Mr Juppe and his colleagues doubtless also had memories of 1992, when the then-Socialist government failed ignominiously to shatter a truckers' strike by deploying armoured vehicles against their barricades. The approach this time was to portray the dispute as a matter between the truckers and their employers, with the government as an honest broker but not as a strike-breaker or enforcer of the law that bans road blockades.
Still, even these softly-softly tactics had their critics. "Who's in charge?" raged the popular newspaper Le Parisien on its front page. The more stately Le Monde argued that the harsh working conditions endured by the truckers were the consequence of long-standing government policies that have favoured road haulage over the use of railways or canals.
In the past 10 years, the amount of freight transported on France's roads has risen by 50 per cent, putting an ever-increasing burden on the nation's 300,000 truckers. In 1993, they are officially estimated to have worked an average 62.5 hours a week. So much for EU legislation stipulating a maximum of 48 hours for most workers.
Eventually, even though the 12-day strike occurred in the private sector, it was the government that made some of the key concessions to the truckers. For example, the new retirement age of 55 for drivers with 25 years' experience will be financed partly by the state. The government has also promised to issue a decree soon on truckers' working time. This will ensure compulsory rest as well as full pay for all hours worked, including time spent loading and unloading vehicles.
In the end, the government will count itself fortunate that the strike died out without spreading to other sectors of the economy, and without leading to violence (injuries to foreign truckers notwithstanding). However, if one prediction can be safely made, it is that we have not seen the last of road barricades as a form of public protest in France.
Partly, this is a matter of self-conscious re-enactment of history - 1789, 1848, 1870, 1968 and all that. For more than 200 years, there has been no more satisfying way of flourishing authentic revolutionary credentials in France than to tear up a paving stone or barricade a road. Yet these days the roads are rarely blocked by political protesters. It is farmers with tractors and drivers with 44-ton trucks who cause most of the disruption, the former in defence of their privileged status in the economy and the latter because their working conditions have been genuinely arduous.
Even so, France is by no means the only European country to be gripped by road blockades. Only last Thursday, thousands of Greek farmers demanding higher price supports and fuel subsidies halted traffic between Athens and Salonika by blocking the country's main north-south road.

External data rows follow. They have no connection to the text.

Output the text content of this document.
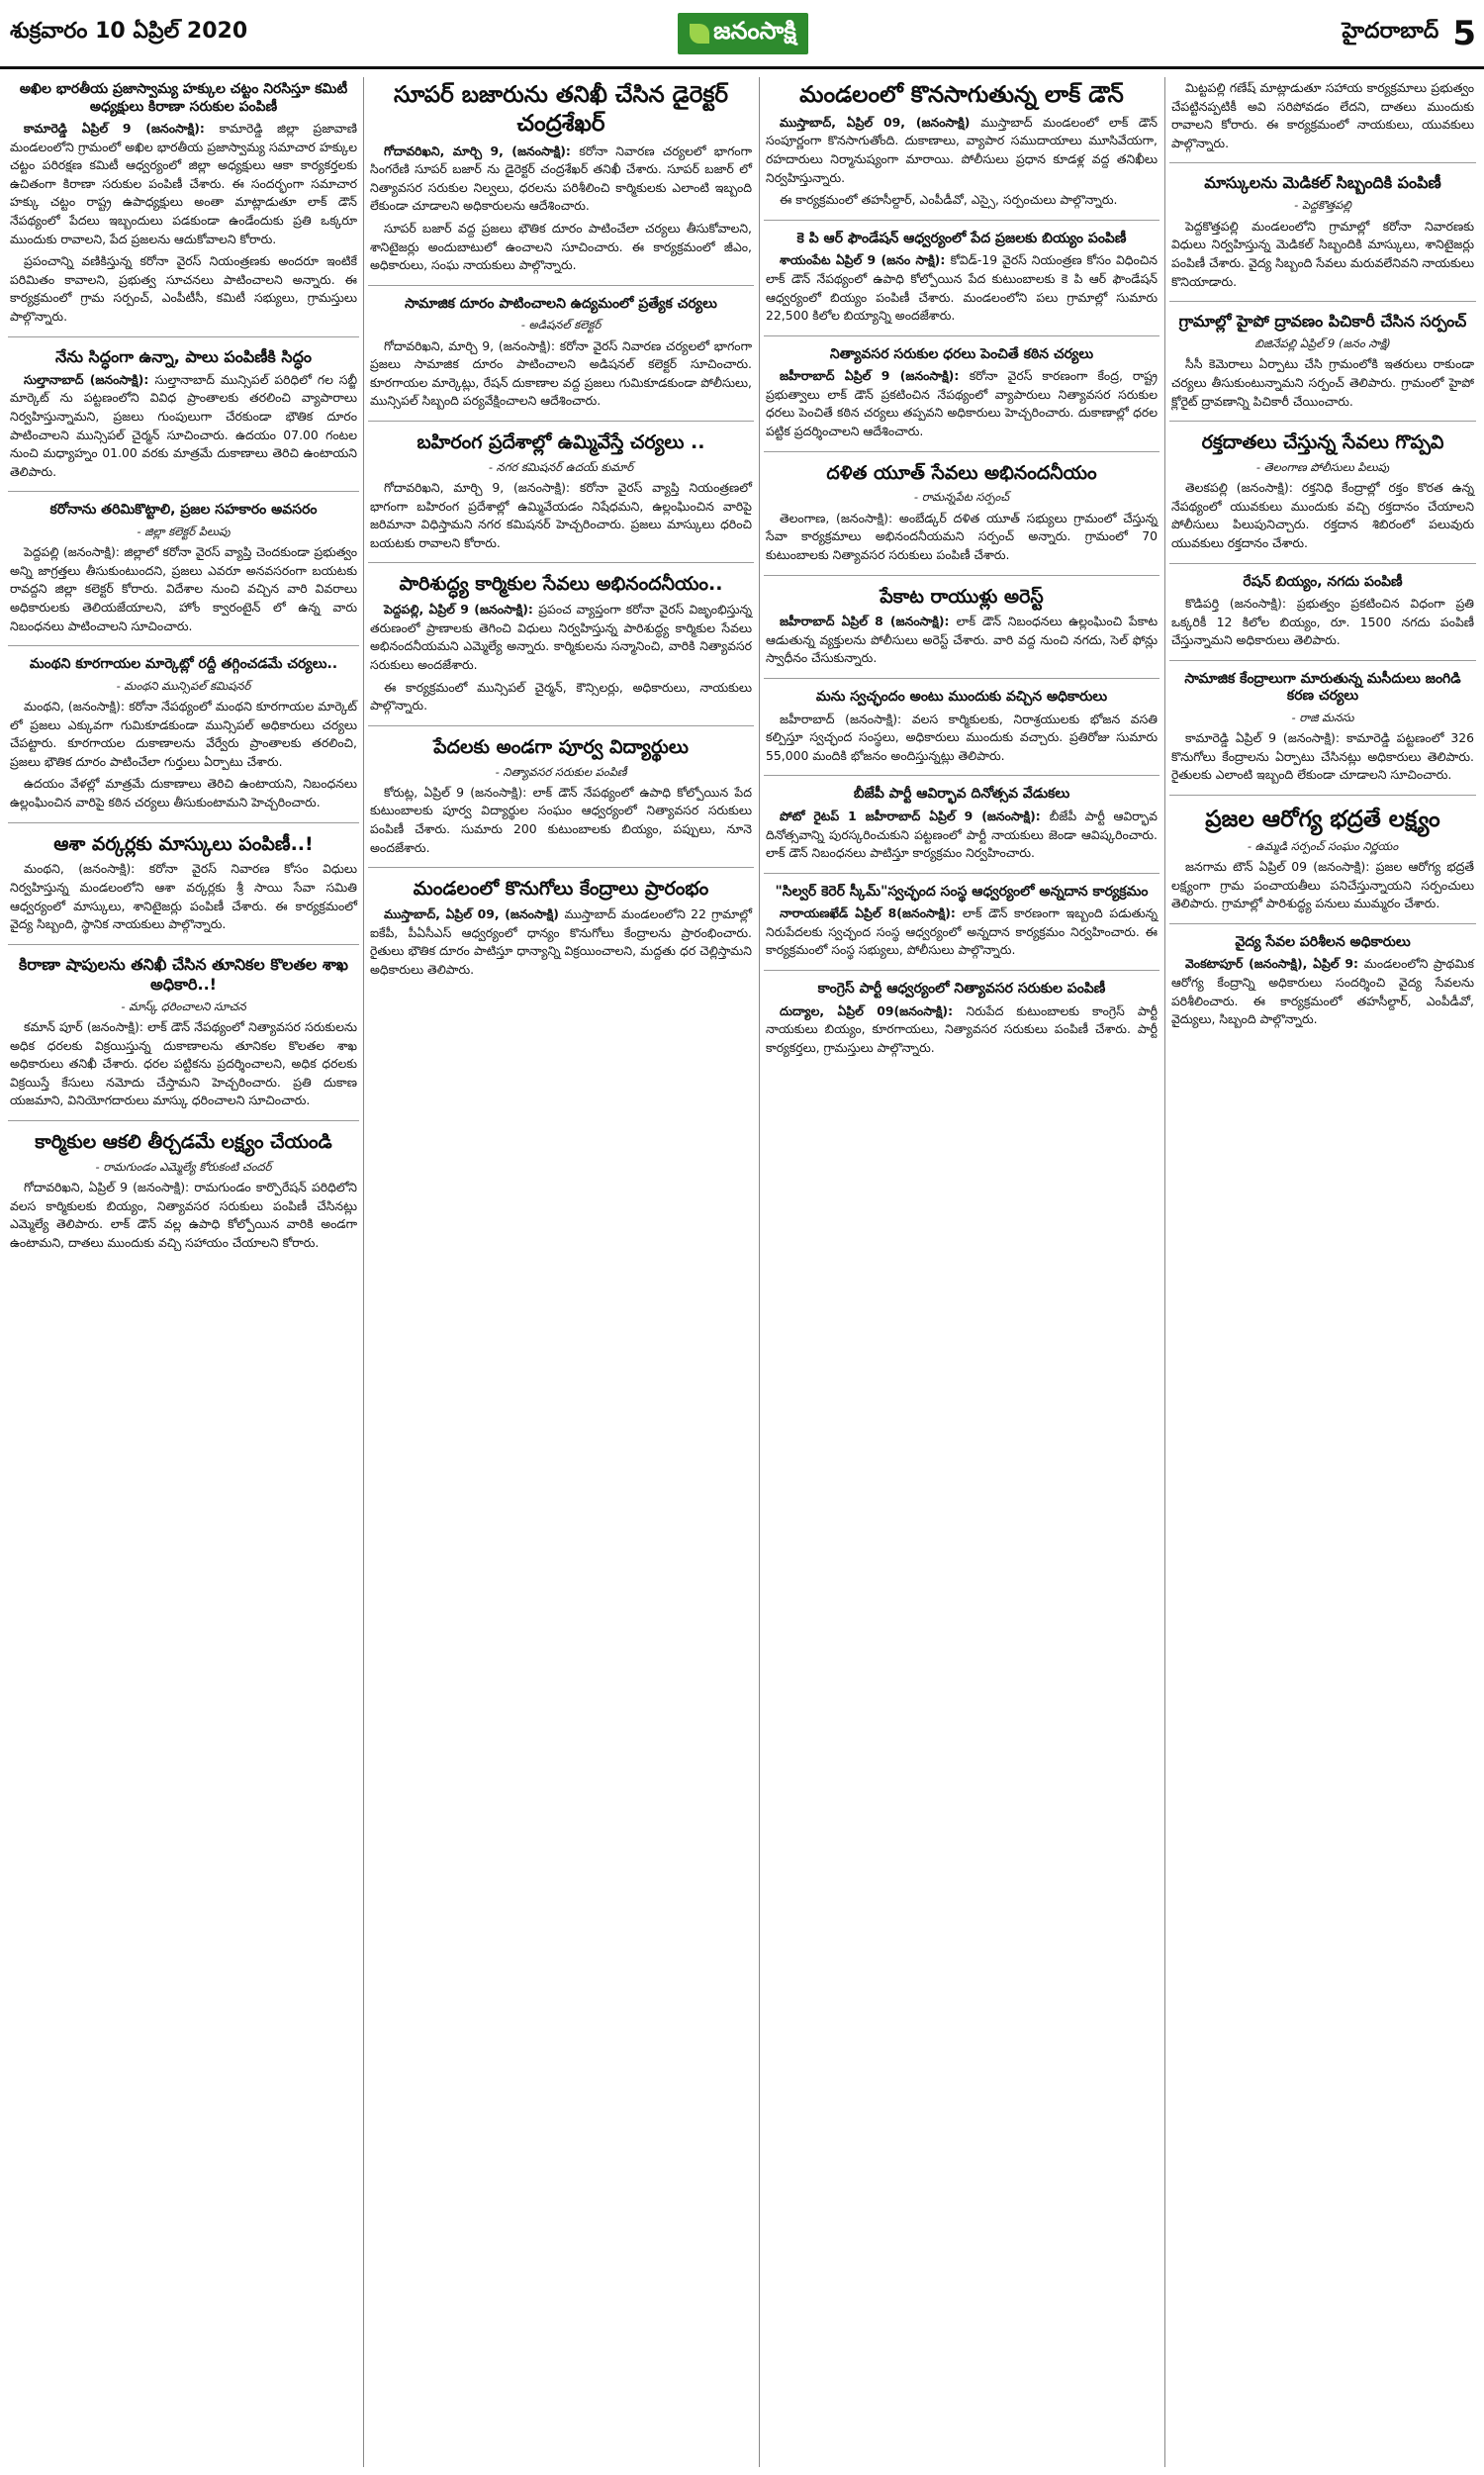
శుక్రవారం 10 ఏప్రిల్ 2020	జనంసాక్షి	హైదరాబాద్ 5
అఖిల భారతీయ ప్రజాస్వామ్య హక్కుల చట్టం నిరసిస్తూ కమిటీ అధ్యక్షులు కిరాణా సరుకుల పంపిణీ

కామారెడ్డి ఏప్రిల్ 9 (జనంసాక్షి): కామారెడ్డి జిల్లా ప్రజావాణి మండలంలోని గ్రామంలో అఖిల భారతీయ ప్రజాస్వామ్య సమాచార హక్కుల చట్టం పరిరక్షణ కమిటీ ఆధ్వర్యంలో జిల్లా అధ్యక్షులు ఆకా కార్యకర్తలకు ఉచితంగా కిరాణా సరుకుల పంపిణీ చేశారు. ఈ సందర్భంగా సమాచార హక్కు చట్టం రాష్ట్ర ఉపాధ్యక్షులు అంతా మాట్లాడుతూ లాక్ డౌన్ నేపథ్యంలో పేదలు ఇబ్బందులు పడకుండా ఉండేందుకు ప్రతి ఒక్కరూ ముందుకు రావాలని, పేద ప్రజలను ఆదుకోవాలని కోరారు.

ప్రపంచాన్ని వణికిస్తున్న కరోనా వైరస్ నియంత్రణకు అందరూ ఇంటికే పరిమితం కావాలని, ప్రభుత్వ సూచనలు పాటించాలని అన్నారు. ఈ కార్యక్రమంలో గ్రామ సర్పంచ్, ఎంపీటీసీ, కమిటీ సభ్యులు, గ్రామస్తులు పాల్గొన్నారు.

నేను సిద్ధంగా ఉన్నా, పాలు పంపిణీకి సిద్ధం

సుల్తానాబాద్ (జనంసాక్షి): సుల్తానాబాద్ మున్సిపల్ పరిధిలో గల సబ్జీ మార్కెట్ ను పట్టణంలోని వివిధ ప్రాంతాలకు తరలించి వ్యాపారాలు నిర్వహిస్తున్నామని, ప్రజలు గుంపులుగా చేరకుండా భౌతిక దూరం పాటించాలని మున్సిపల్ చైర్మన్ సూచించారు. ఉదయం 07.00 గంటల నుంచి మధ్యాహ్నం 01.00 వరకు మాత్రమే దుకాణాలు తెరిచి ఉంటాయని తెలిపారు.

కరోనాను తరిమికొట్టాలి, ప్రజల సహకారం అవసరం
- జిల్లా కలెక్టర్ పిలుపు

పెద్దపల్లి (జనంసాక్షి): జిల్లాలో కరోనా వైరస్ వ్యాప్తి చెందకుండా ప్రభుత్వం అన్ని జాగ్రత్తలు తీసుకుంటుందని, ప్రజలు ఎవరూ అనవసరంగా బయటకు రావద్దని జిల్లా కలెక్టర్ కోరారు. విదేశాల నుంచి వచ్చిన వారి వివరాలు అధికారులకు తెలియజేయాలని, హోం క్వారంటైన్ లో ఉన్న వారు నిబంధనలు పాటించాలని సూచించారు.

మంథని కూరగాయల మార్కెట్లో రద్దీ తగ్గించడమే చర్యలు..
- మంథని మున్సిపల్ కమిషనర్

మంథని, (జనంసాక్షి): కరోనా నేపథ్యంలో మంథని కూరగాయల మార్కెట్ లో ప్రజలు ఎక్కువగా గుమికూడకుండా మున్సిపల్ అధికారులు చర్యలు చేపట్టారు. కూరగాయల దుకాణాలను వేర్వేరు ప్రాంతాలకు తరలించి, ప్రజలు భౌతిక దూరం పాటించేలా గుర్తులు ఏర్పాటు చేశారు.

ఉదయం వేళల్లో మాత్రమే దుకాణాలు తెరిచి ఉంటాయని, నిబంధనలు ఉల్లంఘించిన వారిపై కఠిన చర్యలు తీసుకుంటామని హెచ్చరించారు.

ఆశా వర్కర్లకు మాస్కులు పంపిణీ..!

మంథని, (జనంసాక్షి): కరోనా వైరస్ నివారణ కోసం విధులు నిర్వహిస్తున్న మండలంలోని ఆశా వర్కర్లకు శ్రీ సాయి సేవా సమితి ఆధ్వర్యంలో మాస్కులు, శానిటైజర్లు పంపిణీ చేశారు. ఈ కార్యక్రమంలో వైద్య సిబ్బంది, స్థానిక నాయకులు పాల్గొన్నారు.

కిరాణా షాపులను తనిఖీ చేసిన తూనికల కొలతల శాఖ అధికారి..!
- మాస్క్ ధరించాలని సూచన

కమాన్ పూర్ (జనంసాక్షి): లాక్ డౌన్ నేపథ్యంలో నిత్యావసర సరుకులను అధిక ధరలకు విక్రయిస్తున్న దుకాణాలను తూనికల కొలతల శాఖ అధికారులు తనిఖీ చేశారు. ధరల పట్టికను ప్రదర్శించాలని, అధిక ధరలకు విక్రయిస్తే కేసులు నమోదు చేస్తామని హెచ్చరించారు. ప్రతి దుకాణ యజమాని, వినియోగదారులు మాస్కు ధరించాలని సూచించారు.

కార్మికుల ఆకలి తీర్చడమే లక్ష్యం చేయండి
- రామగుండం ఎమ్మెల్యే కోరుకంటి చందర్

గోదావరిఖని, ఏప్రిల్ 9 (జనంసాక్షి): రామగుండం కార్పొరేషన్ పరిధిలోని వలస కార్మికులకు బియ్యం, నిత్యావసర సరుకులు పంపిణీ చేసినట్లు ఎమ్మెల్యే తెలిపారు. లాక్ డౌన్ వల్ల ఉపాధి కోల్పోయిన వారికి అండగా ఉంటామని, దాతలు ముందుకు వచ్చి సహాయం చేయాలని కోరారు.

సూపర్ బజారును తనిఖీ చేసిన డైరెక్టర్ చంద్రశేఖర్

గోదావరిఖని, మార్చి 9, (జనంసాక్షి): కరోనా నివారణ చర్యలలో భాగంగా సింగరేణి సూపర్ బజార్ ను డైరెక్టర్ చంద్రశేఖర్ తనిఖీ చేశారు. సూపర్ బజార్ లో నిత్యావసర సరుకుల నిల్వలు, ధరలను పరిశీలించి కార్మికులకు ఎలాంటి ఇబ్బంది లేకుండా చూడాలని అధికారులను ఆదేశించారు.

సూపర్ బజార్ వద్ద ప్రజలు భౌతిక దూరం పాటించేలా చర్యలు తీసుకోవాలని, శానిటైజర్లు అందుబాటులో ఉంచాలని సూచించారు. ఈ కార్యక్రమంలో జీఎం, అధికారులు, సంఘ నాయకులు పాల్గొన్నారు.

సామాజిక దూరం పాటించాలని ఉద్యమంలో ప్రత్యేక చర్యలు
- అడిషనల్ కలెక్టర్

గోదావరిఖని, మార్చి 9, (జనంసాక్షి): కరోనా వైరస్ నివారణ చర్యలలో భాగంగా ప్రజలు సామాజిక దూరం పాటించాలని అడిషనల్ కలెక్టర్ సూచించారు. కూరగాయల మార్కెట్లు, రేషన్ దుకాణాల వద్ద ప్రజలు గుమికూడకుండా పోలీసులు, మున్సిపల్ సిబ్బంది పర్యవేక్షించాలని ఆదేశించారు.

బహిరంగ ప్రదేశాల్లో ఉమ్మివేస్తే చర్యలు ..
- నగర కమిషనర్ ఉదయ్ కుమార్

గోదావరిఖని, మార్చి 9, (జనంసాక్షి): కరోనా వైరస్ వ్యాప్తి నియంత్రణలో భాగంగా బహిరంగ ప్రదేశాల్లో ఉమ్మివేయడం నిషేధమని, ఉల్లంఘించిన వారిపై జరిమానా విధిస్తామని నగర కమిషనర్ హెచ్చరించారు. ప్రజలు మాస్కులు ధరించి బయటకు రావాలని కోరారు.

పారిశుద్ధ్య కార్మికుల సేవలు అభినందనీయం..

పెద్దపల్లి, ఏప్రిల్ 9 (జనంసాక్షి): ప్రపంచ వ్యాప్తంగా కరోనా వైరస్ విజృంభిస్తున్న తరుణంలో ప్రాణాలకు తెగించి విధులు నిర్వహిస్తున్న పారిశుద్ధ్య కార్మికుల సేవలు అభినందనీయమని ఎమ్మెల్యే అన్నారు. కార్మికులను సన్మానించి, వారికి నిత్యావసర సరుకులు అందజేశారు.

ఈ కార్యక్రమంలో మున్సిపల్ చైర్మన్, కౌన్సిలర్లు, అధికారులు, నాయకులు పాల్గొన్నారు.

పేదలకు అండగా పూర్వ విద్యార్థులు
- నిత్యావసర సరుకుల పంపిణీ

కోరుట్ల, ఏప్రిల్ 9 (జనంసాక్షి): లాక్ డౌన్ నేపథ్యంలో ఉపాధి కోల్పోయిన పేద కుటుంబాలకు పూర్వ విద్యార్థుల సంఘం ఆధ్వర్యంలో నిత్యావసర సరుకులు పంపిణీ చేశారు. సుమారు 200 కుటుంబాలకు బియ్యం, పప్పులు, నూనె అందజేశారు.

మండలంలో కొనుగోలు కేంద్రాలు ప్రారంభం

ముస్తాబాద్, ఏప్రిల్ 09, (జనంసాక్షి) ముస్తాబాద్ మండలంలోని 22 గ్రామాల్లో ఐకేపీ, పీఏసీఎస్ ఆధ్వర్యంలో ధాన్యం కొనుగోలు కేంద్రాలను ప్రారంభించారు. రైతులు భౌతిక దూరం పాటిస్తూ ధాన్యాన్ని విక్రయించాలని, మద్దతు ధర చెల్లిస్తామని అధికారులు తెలిపారు.

మండలంలో కొనసాగుతున్న లాక్ డౌన్

ముస్తాబాద్, ఏప్రిల్ 09, (జనంసాక్షి) ముస్తాబాద్ మండలంలో లాక్ డౌన్ సంపూర్ణంగా కొనసాగుతోంది. దుకాణాలు, వ్యాపార సముదాయాలు మూసివేయగా, రహదారులు నిర్మానుష్యంగా మారాయి. పోలీసులు ప్రధాన కూడళ్ల వద్ద తనిఖీలు నిర్వహిస్తున్నారు.

ఈ కార్యక్రమంలో తహసీల్దార్, ఎంపీడీవో, ఎస్సై, సర్పంచులు పాల్గొన్నారు.

కె పి ఆర్ ఫౌండేషన్ ఆధ్వర్యంలో పేద ప్రజలకు బియ్యం పంపిణీ

శాయంపేట ఏప్రిల్ 9 (జనం సాక్షి): కోవిడ్-19 వైరస్ నియంత్రణ కోసం విధించిన లాక్ డౌన్ నేపథ్యంలో ఉపాధి కోల్పోయిన పేద కుటుంబాలకు కె పి ఆర్ ఫౌండేషన్ ఆధ్వర్యంలో బియ్యం పంపిణీ చేశారు. మండలంలోని పలు గ్రామాల్లో సుమారు 22,500 కిలోల బియ్యాన్ని అందజేశారు.

నిత్యావసర సరుకుల ధరలు పెంచితే కఠిన చర్యలు

జహీరాబాద్ ఏప్రిల్ 9 (జనంసాక్షి): కరోనా వైరస్ కారణంగా కేంద్ర, రాష్ట్ర ప్రభుత్వాలు లాక్ డౌన్ ప్రకటించిన నేపథ్యంలో వ్యాపారులు నిత్యావసర సరుకుల ధరలు పెంచితే కఠిన చర్యలు తప్పవని అధికారులు హెచ్చరించారు. దుకాణాల్లో ధరల పట్టిక ప్రదర్శించాలని ఆదేశించారు.

దళిత యూత్ సేవలు అభినందనీయం
- రామన్నపేట సర్పంచ్

తెలంగాణ, (జనంసాక్షి): అంబేడ్కర్ దళిత యూత్ సభ్యులు గ్రామంలో చేస్తున్న సేవా కార్యక్రమాలు అభినందనీయమని సర్పంచ్ అన్నారు. గ్రామంలో 70 కుటుంబాలకు నిత్యావసర సరుకులు పంపిణీ చేశారు.

పేకాట రాయుళ్లు అరెస్ట్

జహీరాబాద్ ఏప్రిల్ 8 (జనంసాక్షి): లాక్ డౌన్ నిబంధనలు ఉల్లంఘించి పేకాట ఆడుతున్న వ్యక్తులను పోలీసులు అరెస్ట్ చేశారు. వారి వద్ద నుంచి నగదు, సెల్ ఫోన్లు స్వాధీనం చేసుకున్నారు.

మను స్వచ్ఛందం అంటు ముందుకు వచ్చిన అధికారులు

జహీరాబాద్ (జనంసాక్షి): వలస కార్మికులకు, నిరాశ్రయులకు భోజన వసతి కల్పిస్తూ స్వచ్ఛంద సంస్థలు, అధికారులు ముందుకు వచ్చారు. ప్రతిరోజు సుమారు 55,000 మందికి భోజనం అందిస్తున్నట్లు తెలిపారు.

బీజేపీ పార్టీ ఆవిర్భావ దినోత్సవ వేడుకలు

పోటో రైటప్ 1 జహీరాబాద్ ఏప్రిల్ 9 (జనంసాక్షి): బీజేపీ పార్టీ ఆవిర్భావ దినోత్సవాన్ని పురస్కరించుకుని పట్టణంలో పార్టీ నాయకులు జెండా ఆవిష్కరించారు. లాక్ డౌన్ నిబంధనలు పాటిస్తూ కార్యక్రమం నిర్వహించారు.

"సిల్వర్ కెరెర్ స్కీమ్"స్వచ్ఛంద సంస్థ ఆధ్వర్యంలో అన్నదాన కార్యక్రమం

నారాయణఖేడ్ ఏప్రిల్ 8(జనంసాక్షి): లాక్ డౌన్ కారణంగా ఇబ్బంది పడుతున్న నిరుపేదలకు స్వచ్ఛంద సంస్థ ఆధ్వర్యంలో అన్నదాన కార్యక్రమం నిర్వహించారు. ఈ కార్యక్రమంలో సంస్థ సభ్యులు, పోలీసులు పాల్గొన్నారు.

కాంగ్రెస్ పార్టీ ఆధ్వర్యంలో నిత్యావసర సరుకుల పంపిణీ

దుద్యాల, ఏప్రిల్ 09(జనంసాక్షి): నిరుపేద కుటుంబాలకు కాంగ్రెస్ పార్టీ నాయకులు బియ్యం, కూరగాయలు, నిత్యావసర సరుకులు పంపిణీ చేశారు. పార్టీ కార్యకర్తలు, గ్రామస్తులు పాల్గొన్నారు.

మిట్టపల్లి గణేష్ మాట్లాడుతూ సహాయ కార్యక్రమాలు ప్రభుత్వం చేపట్టినప్పటికీ అవి సరిపోవడం లేదని, దాతలు ముందుకు రావాలని కోరారు. ఈ కార్యక్రమంలో నాయకులు, యువకులు పాల్గొన్నారు.

మాస్కులను మెడికల్ సిబ్బందికి పంపిణీ
- పెద్దకొత్తపల్లి

పెద్దకొత్తపల్లి మండలంలోని గ్రామాల్లో కరోనా నివారణకు విధులు నిర్వహిస్తున్న మెడికల్ సిబ్బందికి మాస్కులు, శానిటైజర్లు పంపిణీ చేశారు. వైద్య సిబ్బంది సేవలు మరువలేనివని నాయకులు కొనియాడారు.

గ్రామాల్లో హైపో ద్రావణం పిచికారీ చేసిన సర్పంచ్
బిజినేపల్లి ఏప్రిల్ 9 (జనం సాక్షి)

సీసీ కెమెరాలు ఏర్పాటు చేసి గ్రామంలోకి ఇతరులు రాకుండా చర్యలు తీసుకుంటున్నామని సర్పంచ్ తెలిపారు. గ్రామంలో హైపో క్లోరైట్ ద్రావణాన్ని పిచికారీ చేయించారు.

రక్తదాతలు చేస్తున్న సేవలు గొప్పవి
- తెలంగాణ పోలీసులు పిలుపు

తెలకపల్లి (జనంసాక్షి): రక్తనిధి కేంద్రాల్లో రక్తం కొరత ఉన్న నేపథ్యంలో యువకులు ముందుకు వచ్చి రక్తదానం చేయాలని పోలీసులు పిలుపునిచ్చారు. రక్తదాన శిబిరంలో పలువురు యువకులు రక్తదానం చేశారు.

రేషన్ బియ్యం, నగదు పంపిణీ

కొడిపర్తి (జనంసాక్షి): ప్రభుత్వం ప్రకటించిన విధంగా ప్రతి ఒక్కరికీ 12 కిలోల బియ్యం, రూ. 1500 నగదు పంపిణీ చేస్తున్నామని అధికారులు తెలిపారు.

సామాజిక కేంద్రాలుగా మారుతున్న మసీదులు జంగిడి కరణ చర్యలు
- రాజి మనసు

కామారెడ్డి ఏప్రిల్ 9 (జనంసాక్షి): కామారెడ్డి పట్టణంలో 326 కొనుగోలు కేంద్రాలను ఏర్పాటు చేసినట్లు అధికారులు తెలిపారు. రైతులకు ఎలాంటి ఇబ్బంది లేకుండా చూడాలని సూచించారు.

ప్రజల ఆరోగ్య భద్రతే లక్ష్యం
- ఉమ్మడి సర్పంచ్ సంఘం నిర్ణయం

జనగామ టౌన్ ఏప్రిల్ 09 (జనంసాక్షి): ప్రజల ఆరోగ్య భద్రతే లక్ష్యంగా గ్రామ పంచాయతీలు పనిచేస్తున్నాయని సర్పంచులు తెలిపారు. గ్రామాల్లో పారిశుద్ధ్య పనులు ముమ్మరం చేశారు.

వైద్య సేవల పరిశీలన అధికారులు

వెంకటాపూర్ (జనంసాక్షి), ఏప్రిల్ 9: మండలంలోని ప్రాథమిక ఆరోగ్య కేంద్రాన్ని అధికారులు సందర్శించి వైద్య సేవలను పరిశీలించారు. ఈ కార్యక్రమంలో తహసీల్దార్, ఎంపీడీవో, వైద్యులు, సిబ్బంది పాల్గొన్నారు.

Nor are road blockades something unique to Latin or Mediterranean countries. Up in northern Europe last week, Danish drivers paralysed their country's trade, external and internal, by blocking border crossings and ferry ports for four days. If this dispute had gone on for much longer, British wrath might have directed rather more at Denmark than at France, because the cut off exports of Christmas trees, of which the Danes are by far the largest suppliers in Europe.
Still, if any country knows how to lay on a spectacular truckers' strike, causing maximum disruption to Europe, it is surely France. And at least some of the drivers huddled by their motorway fires up and down France last week confessed to taking as much pride in their industrial muscle as in their actual profession. "Would I leave my steering wheel for something else?" said one trucker. "You must be joking. If I quit, there would be 30 guys queuing up for my job in minutes."